Из груди понтифика вырвался старческий клекот, похожий на трель сверчка. Первый писец немедленно обмакнул перо в чернильницу.

— Верным нашим слугам Карлу Лысому, королю Франкскому… Людовику Немецкому… Людовику, императору Священной Римской Империи… Лотарю, королю Лотарингскому… Ты сможешь перечислить их титулы, Теофаний. Пусть все эти христианские короли получат одно и то же наше послание: «Знайте, возлюбленные мои, что мы, Николай, радея о пущем процветании и твердости устоев христианского мира, зная, как дорожите вы нашей милостью, повелеваем вам найти согласие со своими братьями и прочими родичами, христианскими государями Империи, дабы…

Теперь Папа уже знал, как должны развиваться действия.

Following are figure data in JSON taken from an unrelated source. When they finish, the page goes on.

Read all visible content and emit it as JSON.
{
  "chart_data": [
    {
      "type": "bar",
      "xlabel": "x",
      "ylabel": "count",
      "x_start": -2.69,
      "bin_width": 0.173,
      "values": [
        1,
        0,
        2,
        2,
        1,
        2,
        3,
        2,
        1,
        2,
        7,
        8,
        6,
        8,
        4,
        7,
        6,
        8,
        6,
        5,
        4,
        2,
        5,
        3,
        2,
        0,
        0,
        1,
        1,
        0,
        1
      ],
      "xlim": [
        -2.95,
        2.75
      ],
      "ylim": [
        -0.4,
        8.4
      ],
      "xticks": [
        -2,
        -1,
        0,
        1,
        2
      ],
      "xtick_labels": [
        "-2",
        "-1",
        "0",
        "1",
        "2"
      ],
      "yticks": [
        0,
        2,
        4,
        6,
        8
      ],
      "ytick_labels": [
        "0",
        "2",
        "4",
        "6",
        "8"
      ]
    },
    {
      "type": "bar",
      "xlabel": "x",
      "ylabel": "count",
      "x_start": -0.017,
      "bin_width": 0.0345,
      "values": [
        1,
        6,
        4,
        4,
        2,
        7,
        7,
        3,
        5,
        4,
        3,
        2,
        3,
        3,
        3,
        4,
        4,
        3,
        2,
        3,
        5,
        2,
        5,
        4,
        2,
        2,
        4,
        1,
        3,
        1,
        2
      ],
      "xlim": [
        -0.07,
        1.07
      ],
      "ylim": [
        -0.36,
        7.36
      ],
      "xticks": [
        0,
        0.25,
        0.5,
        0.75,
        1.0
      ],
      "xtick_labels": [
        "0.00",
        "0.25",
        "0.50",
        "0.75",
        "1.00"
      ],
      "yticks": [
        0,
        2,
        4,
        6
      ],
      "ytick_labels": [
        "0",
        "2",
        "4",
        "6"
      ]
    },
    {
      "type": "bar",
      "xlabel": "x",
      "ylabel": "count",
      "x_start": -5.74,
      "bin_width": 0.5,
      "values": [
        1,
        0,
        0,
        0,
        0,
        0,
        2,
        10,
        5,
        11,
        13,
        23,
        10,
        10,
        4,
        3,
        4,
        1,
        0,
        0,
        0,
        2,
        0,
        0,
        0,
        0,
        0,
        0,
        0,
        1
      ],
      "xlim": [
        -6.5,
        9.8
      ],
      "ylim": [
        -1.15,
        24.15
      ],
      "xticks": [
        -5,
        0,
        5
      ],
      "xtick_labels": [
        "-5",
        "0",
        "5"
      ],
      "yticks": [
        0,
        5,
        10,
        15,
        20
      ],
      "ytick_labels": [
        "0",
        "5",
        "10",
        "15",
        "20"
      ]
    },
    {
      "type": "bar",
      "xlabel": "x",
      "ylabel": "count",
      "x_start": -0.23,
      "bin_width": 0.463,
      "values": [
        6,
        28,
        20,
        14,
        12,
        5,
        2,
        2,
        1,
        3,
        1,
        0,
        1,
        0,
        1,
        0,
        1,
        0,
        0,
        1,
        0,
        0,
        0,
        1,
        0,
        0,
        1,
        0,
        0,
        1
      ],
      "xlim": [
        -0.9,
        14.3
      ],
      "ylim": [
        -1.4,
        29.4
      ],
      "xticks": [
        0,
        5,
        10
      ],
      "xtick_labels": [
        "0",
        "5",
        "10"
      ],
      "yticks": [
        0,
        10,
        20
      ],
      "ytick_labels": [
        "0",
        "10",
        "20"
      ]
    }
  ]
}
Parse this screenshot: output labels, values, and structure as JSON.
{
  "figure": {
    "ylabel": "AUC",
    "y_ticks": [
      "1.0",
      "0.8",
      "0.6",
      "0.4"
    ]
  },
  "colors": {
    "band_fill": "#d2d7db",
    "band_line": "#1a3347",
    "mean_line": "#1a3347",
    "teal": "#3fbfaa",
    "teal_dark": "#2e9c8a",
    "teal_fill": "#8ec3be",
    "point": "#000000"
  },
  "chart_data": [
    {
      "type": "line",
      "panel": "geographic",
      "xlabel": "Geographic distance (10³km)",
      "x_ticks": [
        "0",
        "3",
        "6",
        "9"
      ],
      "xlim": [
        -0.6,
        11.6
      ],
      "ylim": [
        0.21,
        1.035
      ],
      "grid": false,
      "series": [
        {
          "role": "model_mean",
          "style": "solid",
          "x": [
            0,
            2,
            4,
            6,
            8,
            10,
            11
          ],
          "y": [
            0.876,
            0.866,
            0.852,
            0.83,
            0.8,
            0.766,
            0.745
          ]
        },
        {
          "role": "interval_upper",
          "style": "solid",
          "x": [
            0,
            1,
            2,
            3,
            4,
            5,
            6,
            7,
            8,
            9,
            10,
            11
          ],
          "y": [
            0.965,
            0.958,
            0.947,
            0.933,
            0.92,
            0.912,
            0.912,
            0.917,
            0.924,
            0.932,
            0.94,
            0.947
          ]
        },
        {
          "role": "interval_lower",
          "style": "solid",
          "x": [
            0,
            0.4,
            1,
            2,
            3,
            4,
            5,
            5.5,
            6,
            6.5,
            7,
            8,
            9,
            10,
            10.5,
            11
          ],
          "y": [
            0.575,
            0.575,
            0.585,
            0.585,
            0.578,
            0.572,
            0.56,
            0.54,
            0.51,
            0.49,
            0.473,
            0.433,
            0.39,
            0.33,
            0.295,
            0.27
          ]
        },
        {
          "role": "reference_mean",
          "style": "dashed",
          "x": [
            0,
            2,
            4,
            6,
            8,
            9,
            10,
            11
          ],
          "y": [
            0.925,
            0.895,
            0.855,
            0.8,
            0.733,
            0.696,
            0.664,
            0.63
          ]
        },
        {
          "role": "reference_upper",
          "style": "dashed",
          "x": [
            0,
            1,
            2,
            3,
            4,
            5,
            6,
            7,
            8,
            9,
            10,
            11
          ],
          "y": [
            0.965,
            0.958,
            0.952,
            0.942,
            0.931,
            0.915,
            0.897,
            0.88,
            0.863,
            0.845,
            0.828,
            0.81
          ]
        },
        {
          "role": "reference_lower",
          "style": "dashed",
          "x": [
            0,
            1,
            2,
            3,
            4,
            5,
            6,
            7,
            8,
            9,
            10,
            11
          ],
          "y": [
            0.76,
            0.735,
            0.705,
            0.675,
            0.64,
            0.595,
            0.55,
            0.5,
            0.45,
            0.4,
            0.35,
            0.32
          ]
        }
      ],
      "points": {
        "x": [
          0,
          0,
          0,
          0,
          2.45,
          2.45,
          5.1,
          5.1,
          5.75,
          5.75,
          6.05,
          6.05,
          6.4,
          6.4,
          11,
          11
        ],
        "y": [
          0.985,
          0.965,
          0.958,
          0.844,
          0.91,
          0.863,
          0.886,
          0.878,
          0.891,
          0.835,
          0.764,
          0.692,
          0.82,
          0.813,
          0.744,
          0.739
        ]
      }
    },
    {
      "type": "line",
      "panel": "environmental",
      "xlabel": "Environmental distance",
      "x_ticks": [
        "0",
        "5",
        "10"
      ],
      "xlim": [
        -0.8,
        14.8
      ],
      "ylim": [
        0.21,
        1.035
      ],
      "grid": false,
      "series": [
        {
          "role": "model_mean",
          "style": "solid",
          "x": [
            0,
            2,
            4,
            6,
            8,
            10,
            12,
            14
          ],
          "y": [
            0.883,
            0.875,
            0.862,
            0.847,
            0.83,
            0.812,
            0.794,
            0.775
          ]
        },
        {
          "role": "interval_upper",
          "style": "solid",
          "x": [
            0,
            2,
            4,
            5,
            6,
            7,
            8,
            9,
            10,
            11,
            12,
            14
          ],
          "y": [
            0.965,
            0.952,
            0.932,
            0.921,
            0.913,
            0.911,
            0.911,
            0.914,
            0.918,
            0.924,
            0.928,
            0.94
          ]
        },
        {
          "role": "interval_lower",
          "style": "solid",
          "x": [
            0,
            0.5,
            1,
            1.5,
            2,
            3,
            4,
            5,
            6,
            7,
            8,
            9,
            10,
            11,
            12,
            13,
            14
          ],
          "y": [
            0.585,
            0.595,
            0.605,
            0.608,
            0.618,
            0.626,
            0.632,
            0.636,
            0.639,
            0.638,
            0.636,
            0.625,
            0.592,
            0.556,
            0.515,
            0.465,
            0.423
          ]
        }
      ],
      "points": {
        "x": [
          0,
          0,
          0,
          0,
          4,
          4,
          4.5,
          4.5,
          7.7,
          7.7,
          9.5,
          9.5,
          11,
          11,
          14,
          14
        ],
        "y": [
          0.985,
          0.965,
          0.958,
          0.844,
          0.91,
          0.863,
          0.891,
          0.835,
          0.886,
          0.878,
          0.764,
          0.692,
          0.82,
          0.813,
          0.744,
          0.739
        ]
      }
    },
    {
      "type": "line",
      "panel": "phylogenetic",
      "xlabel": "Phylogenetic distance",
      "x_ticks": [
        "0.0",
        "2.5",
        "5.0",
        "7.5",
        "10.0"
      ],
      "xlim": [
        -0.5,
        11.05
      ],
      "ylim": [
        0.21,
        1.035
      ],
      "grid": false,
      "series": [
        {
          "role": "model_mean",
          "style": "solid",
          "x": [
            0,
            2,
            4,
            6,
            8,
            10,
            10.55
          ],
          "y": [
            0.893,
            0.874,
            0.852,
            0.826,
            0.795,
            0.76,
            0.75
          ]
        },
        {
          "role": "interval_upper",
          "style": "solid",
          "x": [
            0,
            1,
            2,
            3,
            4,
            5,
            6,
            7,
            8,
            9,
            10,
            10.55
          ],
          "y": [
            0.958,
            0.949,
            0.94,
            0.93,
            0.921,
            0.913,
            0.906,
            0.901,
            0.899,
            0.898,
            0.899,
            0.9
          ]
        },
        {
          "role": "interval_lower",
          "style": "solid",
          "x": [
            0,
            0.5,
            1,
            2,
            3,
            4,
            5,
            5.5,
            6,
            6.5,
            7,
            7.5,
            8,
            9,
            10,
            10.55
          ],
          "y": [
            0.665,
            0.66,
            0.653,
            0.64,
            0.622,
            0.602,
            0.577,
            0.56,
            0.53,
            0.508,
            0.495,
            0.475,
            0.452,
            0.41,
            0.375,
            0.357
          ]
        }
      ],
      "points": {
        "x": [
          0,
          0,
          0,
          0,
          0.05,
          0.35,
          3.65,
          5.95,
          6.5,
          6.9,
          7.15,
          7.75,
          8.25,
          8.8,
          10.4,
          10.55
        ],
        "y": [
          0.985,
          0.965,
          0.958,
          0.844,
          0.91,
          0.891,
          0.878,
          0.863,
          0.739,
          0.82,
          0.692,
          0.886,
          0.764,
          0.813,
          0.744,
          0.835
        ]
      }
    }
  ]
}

Он добьется союза. Он предотвратит гражданскую войну, не даст разнести по кусочкам великую Империю. И сделает это во имя спасения Церкви, истребления ее врагов и — в том случае, если архиепископ все же сказал правду, — соперников.

— …а также желаем, — проговорил Папа своим скрипучим голосом, — чтобы в ознаменование службы в воинстве Святой Матери Церкви каждый человек, принявший участие в этом достославном и священном походе, носил бы поверх одежды своей и доспехов изображение Креста»… Теперь закончи послания, Теофаний. Я подпишу их, скреплю своей печатью. Завтра. Не забудь подобрать надежных посыльных!

Николай поднялся и, прижав к себе кошку, неторопливо удалился из кабинета.

— Крест на груди — великолепное новшество, — заметил один из секретарей, правя очередную копию собственными красными чернилами Папы.